UAE-backed Yemen separatists declare support for Libyan warlord Haftar

UAE-backed Yemen separatists declare support for Libyan warlord Haftar
2 min read
12 August, 2019
The vice president of Yemen's Southern Transitional Council has said the separatists are willing to share their 'expertise and experience' with Libya's Haftar.
Separatists seized key points in Aden on Saturday. [AFP]
A Southern Yemeni separatist leader has declared the UAE-backed movement's support for rogue Libyan General Khalifa Haftar, a militiaman also supported by the UAE in a months-long offensive to seize the capital Tripoli from the country's UN-recognised government.

Hani ibn Breik, vice president of the Southern Transitional Council (STC), declared the council's support for Haftar and claimed the separatist movement was ready to share its "expertise and experience" with forces loyal to the general.

The UAE-backed STC on Saturday seized Yemeni military camps and the presidential palace in Yemen's second city Aden, taking control of much of the area from forces loyal to the internationally recognised government.

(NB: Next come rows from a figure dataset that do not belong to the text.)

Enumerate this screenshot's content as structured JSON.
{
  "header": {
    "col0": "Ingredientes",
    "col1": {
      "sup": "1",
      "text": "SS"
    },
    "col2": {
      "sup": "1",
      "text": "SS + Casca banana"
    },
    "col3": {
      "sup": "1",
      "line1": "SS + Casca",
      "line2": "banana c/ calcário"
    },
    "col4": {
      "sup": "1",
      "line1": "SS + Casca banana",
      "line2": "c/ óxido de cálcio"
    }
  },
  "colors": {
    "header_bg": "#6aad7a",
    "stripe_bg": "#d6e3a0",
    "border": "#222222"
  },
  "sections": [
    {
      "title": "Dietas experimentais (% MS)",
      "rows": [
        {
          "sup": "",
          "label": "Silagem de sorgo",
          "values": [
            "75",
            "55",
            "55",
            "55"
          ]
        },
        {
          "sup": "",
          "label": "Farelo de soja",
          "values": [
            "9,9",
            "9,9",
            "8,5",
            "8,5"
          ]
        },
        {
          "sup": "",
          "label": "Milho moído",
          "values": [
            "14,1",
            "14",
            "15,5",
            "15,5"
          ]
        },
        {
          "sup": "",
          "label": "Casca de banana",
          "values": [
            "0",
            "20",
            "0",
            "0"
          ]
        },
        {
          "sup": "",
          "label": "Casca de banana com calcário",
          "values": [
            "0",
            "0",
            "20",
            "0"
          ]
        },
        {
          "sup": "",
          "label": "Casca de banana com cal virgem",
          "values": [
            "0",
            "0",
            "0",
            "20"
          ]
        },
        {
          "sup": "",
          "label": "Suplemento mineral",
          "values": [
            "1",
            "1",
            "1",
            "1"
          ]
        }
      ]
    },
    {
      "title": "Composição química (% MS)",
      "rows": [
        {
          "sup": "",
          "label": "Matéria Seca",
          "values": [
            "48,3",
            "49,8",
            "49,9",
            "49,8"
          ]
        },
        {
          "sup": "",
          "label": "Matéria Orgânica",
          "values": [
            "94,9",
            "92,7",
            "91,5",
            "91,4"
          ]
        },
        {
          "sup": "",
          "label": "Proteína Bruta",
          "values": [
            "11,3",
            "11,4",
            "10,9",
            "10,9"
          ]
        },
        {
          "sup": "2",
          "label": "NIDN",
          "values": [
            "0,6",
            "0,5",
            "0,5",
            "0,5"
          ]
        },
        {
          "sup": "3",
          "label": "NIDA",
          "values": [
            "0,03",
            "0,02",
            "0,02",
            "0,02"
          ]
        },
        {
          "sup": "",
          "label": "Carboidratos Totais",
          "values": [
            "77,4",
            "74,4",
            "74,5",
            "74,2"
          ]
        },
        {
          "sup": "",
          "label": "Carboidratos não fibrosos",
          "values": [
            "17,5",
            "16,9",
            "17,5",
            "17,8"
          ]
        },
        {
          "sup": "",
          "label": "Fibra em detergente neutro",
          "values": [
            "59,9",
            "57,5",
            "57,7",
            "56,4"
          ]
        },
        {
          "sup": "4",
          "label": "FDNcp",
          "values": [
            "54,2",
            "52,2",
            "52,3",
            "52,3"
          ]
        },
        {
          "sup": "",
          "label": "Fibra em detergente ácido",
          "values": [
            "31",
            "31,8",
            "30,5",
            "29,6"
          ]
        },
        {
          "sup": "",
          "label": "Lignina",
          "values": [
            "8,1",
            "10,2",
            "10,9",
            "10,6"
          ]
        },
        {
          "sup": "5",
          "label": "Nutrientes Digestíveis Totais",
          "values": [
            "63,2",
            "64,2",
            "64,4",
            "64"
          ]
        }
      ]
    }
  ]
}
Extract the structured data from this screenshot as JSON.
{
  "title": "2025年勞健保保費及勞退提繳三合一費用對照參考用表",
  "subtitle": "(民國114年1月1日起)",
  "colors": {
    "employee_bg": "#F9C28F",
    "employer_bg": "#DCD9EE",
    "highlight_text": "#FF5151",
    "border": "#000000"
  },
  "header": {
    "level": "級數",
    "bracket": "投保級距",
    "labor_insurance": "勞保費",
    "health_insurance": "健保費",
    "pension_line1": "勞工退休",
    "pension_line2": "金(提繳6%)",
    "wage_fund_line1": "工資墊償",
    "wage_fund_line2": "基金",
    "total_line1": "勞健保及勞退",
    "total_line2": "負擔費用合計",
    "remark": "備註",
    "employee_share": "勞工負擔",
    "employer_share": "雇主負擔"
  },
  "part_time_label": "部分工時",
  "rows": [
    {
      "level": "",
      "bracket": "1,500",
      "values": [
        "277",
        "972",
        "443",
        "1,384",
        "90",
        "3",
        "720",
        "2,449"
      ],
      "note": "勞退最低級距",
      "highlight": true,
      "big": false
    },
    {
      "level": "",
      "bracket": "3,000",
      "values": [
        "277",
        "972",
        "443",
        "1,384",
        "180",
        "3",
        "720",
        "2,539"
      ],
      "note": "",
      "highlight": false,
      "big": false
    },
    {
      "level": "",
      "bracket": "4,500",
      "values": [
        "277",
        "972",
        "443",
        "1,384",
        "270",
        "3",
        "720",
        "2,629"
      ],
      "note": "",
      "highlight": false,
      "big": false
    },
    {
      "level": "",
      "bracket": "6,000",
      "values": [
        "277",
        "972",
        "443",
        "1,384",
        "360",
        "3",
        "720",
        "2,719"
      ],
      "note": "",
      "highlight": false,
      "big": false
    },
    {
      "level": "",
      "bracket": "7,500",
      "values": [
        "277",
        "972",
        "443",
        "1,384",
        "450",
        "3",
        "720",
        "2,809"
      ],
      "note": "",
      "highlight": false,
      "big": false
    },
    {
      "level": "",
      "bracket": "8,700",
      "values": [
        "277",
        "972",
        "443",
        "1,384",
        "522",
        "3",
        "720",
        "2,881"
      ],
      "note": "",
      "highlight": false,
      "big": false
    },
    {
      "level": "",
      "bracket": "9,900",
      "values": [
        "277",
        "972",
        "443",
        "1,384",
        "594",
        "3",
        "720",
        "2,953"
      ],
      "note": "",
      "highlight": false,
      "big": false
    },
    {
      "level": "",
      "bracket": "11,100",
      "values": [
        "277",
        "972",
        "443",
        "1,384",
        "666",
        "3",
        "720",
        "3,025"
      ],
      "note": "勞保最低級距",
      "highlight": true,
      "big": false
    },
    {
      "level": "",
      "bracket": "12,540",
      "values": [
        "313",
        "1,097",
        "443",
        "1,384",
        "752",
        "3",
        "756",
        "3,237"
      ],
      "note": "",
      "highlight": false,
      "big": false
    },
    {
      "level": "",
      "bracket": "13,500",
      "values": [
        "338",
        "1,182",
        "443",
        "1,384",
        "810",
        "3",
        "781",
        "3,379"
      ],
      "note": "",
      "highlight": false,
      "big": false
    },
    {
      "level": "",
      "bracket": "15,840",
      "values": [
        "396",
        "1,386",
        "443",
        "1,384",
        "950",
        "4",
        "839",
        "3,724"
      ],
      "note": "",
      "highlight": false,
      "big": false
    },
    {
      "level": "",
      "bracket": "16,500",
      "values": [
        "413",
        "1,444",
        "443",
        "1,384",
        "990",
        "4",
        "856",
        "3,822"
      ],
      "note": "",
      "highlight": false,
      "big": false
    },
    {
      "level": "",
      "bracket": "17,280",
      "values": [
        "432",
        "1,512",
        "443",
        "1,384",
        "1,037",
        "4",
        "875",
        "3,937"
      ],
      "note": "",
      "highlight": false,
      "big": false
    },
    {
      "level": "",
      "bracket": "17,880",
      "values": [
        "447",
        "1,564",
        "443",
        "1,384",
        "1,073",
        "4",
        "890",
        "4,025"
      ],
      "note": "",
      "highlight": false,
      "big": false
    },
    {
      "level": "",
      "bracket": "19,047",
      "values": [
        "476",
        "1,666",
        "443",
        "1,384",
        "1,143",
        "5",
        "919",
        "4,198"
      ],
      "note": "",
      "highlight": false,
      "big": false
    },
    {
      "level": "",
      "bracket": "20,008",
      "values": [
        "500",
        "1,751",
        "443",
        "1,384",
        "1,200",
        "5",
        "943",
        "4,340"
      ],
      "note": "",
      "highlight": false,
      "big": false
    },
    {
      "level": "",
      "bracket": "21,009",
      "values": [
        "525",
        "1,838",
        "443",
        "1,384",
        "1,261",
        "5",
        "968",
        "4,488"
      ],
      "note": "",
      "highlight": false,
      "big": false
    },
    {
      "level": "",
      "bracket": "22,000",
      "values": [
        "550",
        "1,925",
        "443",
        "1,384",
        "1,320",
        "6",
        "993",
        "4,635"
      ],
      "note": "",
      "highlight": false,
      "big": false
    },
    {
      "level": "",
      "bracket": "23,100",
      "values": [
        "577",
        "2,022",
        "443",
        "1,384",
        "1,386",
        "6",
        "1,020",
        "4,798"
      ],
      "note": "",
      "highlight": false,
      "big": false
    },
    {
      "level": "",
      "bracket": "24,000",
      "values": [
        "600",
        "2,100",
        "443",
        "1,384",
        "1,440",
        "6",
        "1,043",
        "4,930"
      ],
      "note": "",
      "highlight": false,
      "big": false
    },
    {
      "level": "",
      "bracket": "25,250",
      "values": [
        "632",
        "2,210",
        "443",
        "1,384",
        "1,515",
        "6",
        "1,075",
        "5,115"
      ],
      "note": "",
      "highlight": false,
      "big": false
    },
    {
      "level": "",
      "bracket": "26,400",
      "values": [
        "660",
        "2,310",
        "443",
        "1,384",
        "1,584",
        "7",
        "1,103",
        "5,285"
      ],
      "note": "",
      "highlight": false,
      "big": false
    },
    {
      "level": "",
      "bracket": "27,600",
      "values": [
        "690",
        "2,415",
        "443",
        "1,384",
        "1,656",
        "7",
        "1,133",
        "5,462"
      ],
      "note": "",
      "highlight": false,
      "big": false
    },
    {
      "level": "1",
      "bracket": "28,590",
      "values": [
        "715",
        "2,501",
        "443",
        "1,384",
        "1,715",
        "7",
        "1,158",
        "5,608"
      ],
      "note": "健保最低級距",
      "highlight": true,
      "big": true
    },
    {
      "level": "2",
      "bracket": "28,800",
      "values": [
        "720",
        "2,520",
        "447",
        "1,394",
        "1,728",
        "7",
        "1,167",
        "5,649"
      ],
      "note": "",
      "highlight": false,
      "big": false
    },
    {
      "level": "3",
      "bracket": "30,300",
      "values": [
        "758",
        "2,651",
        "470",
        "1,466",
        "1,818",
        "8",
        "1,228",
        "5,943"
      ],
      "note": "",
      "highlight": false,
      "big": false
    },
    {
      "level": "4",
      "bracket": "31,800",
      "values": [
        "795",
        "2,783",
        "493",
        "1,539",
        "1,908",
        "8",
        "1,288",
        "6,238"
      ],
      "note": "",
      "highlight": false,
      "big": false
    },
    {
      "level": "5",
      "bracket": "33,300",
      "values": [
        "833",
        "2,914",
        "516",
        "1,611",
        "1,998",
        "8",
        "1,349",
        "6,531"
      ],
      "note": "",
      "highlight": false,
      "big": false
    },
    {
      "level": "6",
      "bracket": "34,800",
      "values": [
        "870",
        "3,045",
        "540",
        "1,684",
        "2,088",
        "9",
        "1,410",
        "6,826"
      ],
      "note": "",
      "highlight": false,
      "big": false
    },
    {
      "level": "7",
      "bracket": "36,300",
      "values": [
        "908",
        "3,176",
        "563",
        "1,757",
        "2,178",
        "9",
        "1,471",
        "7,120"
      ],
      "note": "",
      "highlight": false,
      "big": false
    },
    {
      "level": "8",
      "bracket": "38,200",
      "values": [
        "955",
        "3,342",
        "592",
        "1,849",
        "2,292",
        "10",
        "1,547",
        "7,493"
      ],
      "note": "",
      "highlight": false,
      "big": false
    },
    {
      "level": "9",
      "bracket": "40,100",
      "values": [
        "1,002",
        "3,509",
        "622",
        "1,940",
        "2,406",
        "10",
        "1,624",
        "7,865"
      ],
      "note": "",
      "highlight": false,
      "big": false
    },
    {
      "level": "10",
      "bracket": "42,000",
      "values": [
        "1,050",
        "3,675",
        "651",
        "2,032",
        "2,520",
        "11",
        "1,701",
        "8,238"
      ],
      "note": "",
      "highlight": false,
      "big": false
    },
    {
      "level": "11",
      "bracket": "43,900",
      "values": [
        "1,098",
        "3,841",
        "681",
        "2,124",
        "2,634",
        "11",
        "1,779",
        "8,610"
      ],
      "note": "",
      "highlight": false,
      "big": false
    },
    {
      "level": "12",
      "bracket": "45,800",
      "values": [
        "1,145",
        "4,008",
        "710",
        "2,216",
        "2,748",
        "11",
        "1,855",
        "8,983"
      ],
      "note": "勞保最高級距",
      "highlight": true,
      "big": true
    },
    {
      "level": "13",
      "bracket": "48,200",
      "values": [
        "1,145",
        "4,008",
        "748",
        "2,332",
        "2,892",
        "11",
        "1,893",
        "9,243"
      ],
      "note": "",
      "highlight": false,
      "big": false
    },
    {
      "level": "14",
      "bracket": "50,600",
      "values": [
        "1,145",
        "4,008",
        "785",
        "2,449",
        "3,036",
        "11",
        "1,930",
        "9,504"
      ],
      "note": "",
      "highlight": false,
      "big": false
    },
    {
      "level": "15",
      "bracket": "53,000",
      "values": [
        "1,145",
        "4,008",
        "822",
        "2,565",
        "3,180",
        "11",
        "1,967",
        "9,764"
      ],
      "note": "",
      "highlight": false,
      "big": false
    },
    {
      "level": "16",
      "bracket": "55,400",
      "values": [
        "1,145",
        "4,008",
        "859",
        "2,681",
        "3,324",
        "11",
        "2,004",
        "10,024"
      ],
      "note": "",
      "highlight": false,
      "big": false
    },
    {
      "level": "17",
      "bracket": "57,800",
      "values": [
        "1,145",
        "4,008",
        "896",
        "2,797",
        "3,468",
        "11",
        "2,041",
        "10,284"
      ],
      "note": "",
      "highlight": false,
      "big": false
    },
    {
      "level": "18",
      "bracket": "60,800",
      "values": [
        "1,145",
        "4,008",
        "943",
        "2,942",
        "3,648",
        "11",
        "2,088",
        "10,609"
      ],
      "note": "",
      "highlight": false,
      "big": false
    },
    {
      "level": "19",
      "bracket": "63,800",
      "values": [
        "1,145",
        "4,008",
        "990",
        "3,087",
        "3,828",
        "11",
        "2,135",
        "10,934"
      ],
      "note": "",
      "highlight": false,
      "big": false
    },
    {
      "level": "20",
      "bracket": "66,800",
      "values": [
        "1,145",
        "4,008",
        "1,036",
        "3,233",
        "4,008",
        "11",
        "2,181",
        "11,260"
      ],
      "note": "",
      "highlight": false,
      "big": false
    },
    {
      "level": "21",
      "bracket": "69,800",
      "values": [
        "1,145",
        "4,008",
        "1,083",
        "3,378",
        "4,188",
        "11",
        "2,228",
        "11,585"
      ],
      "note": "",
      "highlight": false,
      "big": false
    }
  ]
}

Emirati forces have since 2015 been involved in a Saudi-led coalition war, backing the government of Riyadh-based President Abedrabbo Mansour Hadi against the Iran-linked Houthi rebels.

But the UAE's support for the separatists has sparked outcry from its neighbour and ally Saudi Arabia.

Ibn Breik also stated the STC and Haftar were facing a common enemy, the "terrorist militias supported by Qatar and Turkey".

"We are ready to… send them our expertise and experience with the same militias hidden under the veil of legitimacy - only the place has changed but the supporter, Qatar and Turkey, is the same," he said in a tweet.

Early on Sunday, Saudi Arabia conducted an airstrike against a separatist position in Aden and warned of further attacks if the separatists fail to withdraw from positions they seized in the city.

Later that day, both the Yemeni government and separatists said they backed Riyadh's call for dialogue and a suspension of the fighting, which threatened to deepen the country's humanitarian crisis.

South Yemen was an independent state until 1990. Strong resentment remains in the south among southerners towards northerners who they accuse of imposing national unification by force.